Staunton, Nov. 24 – For decades, ethnic Ukrainians have been the third largest nationality in the Russian Federation, behind only the ethnic Russians and the Tatars, and currently number 3.34 million or about three percent of the population of that country. They have been subject to intense pressure to assimilate, but many still identify as Ukrainians and even with Ukraine.
After 1991, many ethnic Ukrainians in the Russian Federation organized national autonomies and otherwise promote institutions that would help them preserve their identities. But with the coming to power of Vladimir Putin and then his invasion of Ukraine, the situation has changed dramatically (novayagazeta.eu/articles/2023/11/24/ikh-tam-net).
First, there was a wave of as yet unexplained murders of ethnic Ukrainian leaders in the first decade of Putin’s rule.
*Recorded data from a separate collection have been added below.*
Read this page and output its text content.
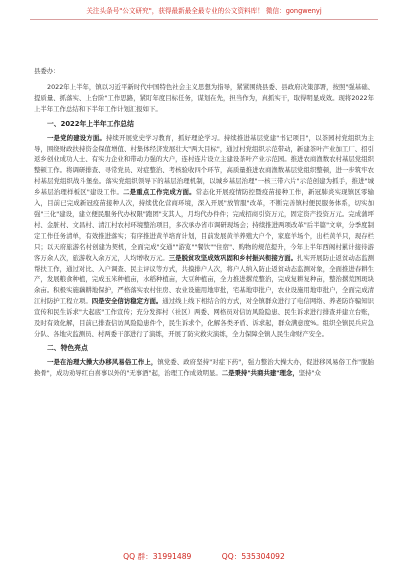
关注头条号"公文研究"，获得最新最全最专业的公文资料库！ 微信：gongwenyj

县委办：

2022年上半年，镇以习近平新时代中国特色社会主义思想为指导，紧紧围绕县委、县政府决策部署，按照"强基础、提质量、抓落实、上台阶"工作思路，紧盯年度目标任务，谋划在先，担当作为，真抓实干，取得明显成效。现将2022年上半年工作总结和下半年工作计划汇报如下。

一、2022年上半年工作总结

一是党的建设方面。持续开展党史学习教育，抓好理论学习。持续推进基层党建"书记项目"，以茶园村党组织为主导，围绕财政扶持资金保值增值、村集体经济发展壮大"两大目标"，通过村党组织示范带动，新建茶叶产业加工厂、招引返乡创业成功人士、有实力企业和带动力强的大户，连村连片设立主建设茶叶产业示范园。推进农商渔数农村基层党组织整顿工作。将调研排查、寻常党员、对症整治、考核验收四个环节，高质量推进农商渔数基层党组织整顿，进一步筑牢农村基层党组织战斗堡垒。落实党组织领导下的基层治理机制，以城乡基层治理"一核三带六片"示范创建为抓手，推进"城乡基层治理样板区"建设工作。二是重点工作完成方面。常态化开展疫情防控暨疫苗接种工作，新冠肺炎实现镇区零输入，目前已完成新冠疫苗接种人次，持续优化营商环境，深入开展"放管服"改革，不断完善镇村便民服务体系，切实加强"三化"建设，建立便民服务代办权限"跑团"支其人，月均代办件件；完成招商引资万元，固定资产投资万元。完成蒲坪村、金脏村、文昌村、清江村农村环境整治项目，多次承办省市调研现场会；持续推进两项改革"后半篇"文章，分季度制定工作任务清单，有效推进落实；有序推进黄羊培育计划，目前发展黄羊养殖大户个，家庭羊场个，出栏黄羊只，现存栏只；以天府旅游名村创建为契机，全面完成"交通""游览""餐饮""住宿"、购物的规范提升，今年上半年西阁村累计接待游客万余人次，旅游收入余万元，人均增收万元。三是脱贫攻坚成效巩固和乡村振兴衔接方面。扎实开展防止返贫动态监测帮扶工作，通过对比、入户调查、民主评议等方式，共摸排户人次，将户人纳入防止返贫动态监测对象，全面推进春耕生产，发展粮食种植，完成玉米种植亩，水稻种植亩，大豆种植亩，全力推进撂荒整治，完成复耕复种亩，整治撂荒图斑块余亩。积极实施藕耕地保护，严格落实农村住房、农业设施用地审批，宅基地审批户，农业设施用地审批户，全面完成清江村防护工程立项。四是安全信访稳定方面。通过线上线下相结合的方式，对全镇群众进行了电信网络、养老防诈骗知识宣传和民生诉求"大起底"工作宣传；充分发挥村（社区）两委、网格员对信访风险隐患、民生诉求进行排查并建立台账，及时有效化解，目前已排查信访风险隐患件个，民生诉求个，化解各类矛盾、诉求起，群众满意度%。组织全镇民兵应急分队、各地灾监测员、村两委干部进行了演练，开展了防灾救灾演练，全力保障全镇人民生命财产安全。

二、特色亮点

一是在治理大操大办移风易俗工作上，镇党委、政府坚持"对症下药"，强力整治大操大办，促进移风易俗工作"脱胎换骨"，成功劝导红白喜事以外的"无事酒"起，治理工作成效明显。二是秉持"共商共建"理念，坚持"众

QQ 群：31991489	QQ：535304092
Then, Moscow closed the two largest Ukrainian; and especially after 2014 and then 2022, the Russian government promoted the idea that the only good Ukrainian was one who believed that Ukrainians are a subgroup of Russians.
These actions have led many ethnic Ukrainians in the Russian Federation to keep silent or even assimilate; but they have also had the effect of radicalizing a significant minority who have recovered their identity and interest in the Ukrainian language and even engaged in protests against Moscow’s aggression.
Both via the Internet and through contacts with friends and relatives in Ukraine, these people know what Moscow has been doing in their homeland; and they are angry enough to consider leaving Russia for somewhere else. How many these people there are is unknown, but they are certainly numerous enough to worry the Kremlin.
And the longer the war goes on, the more ethnic Ukrainians are likely to feel this way given the depradations the Russian forces have visited on Ukrainians, a development that is likely to preclude their assimilation to the Russian nation and create a headache for Moscow long into the future.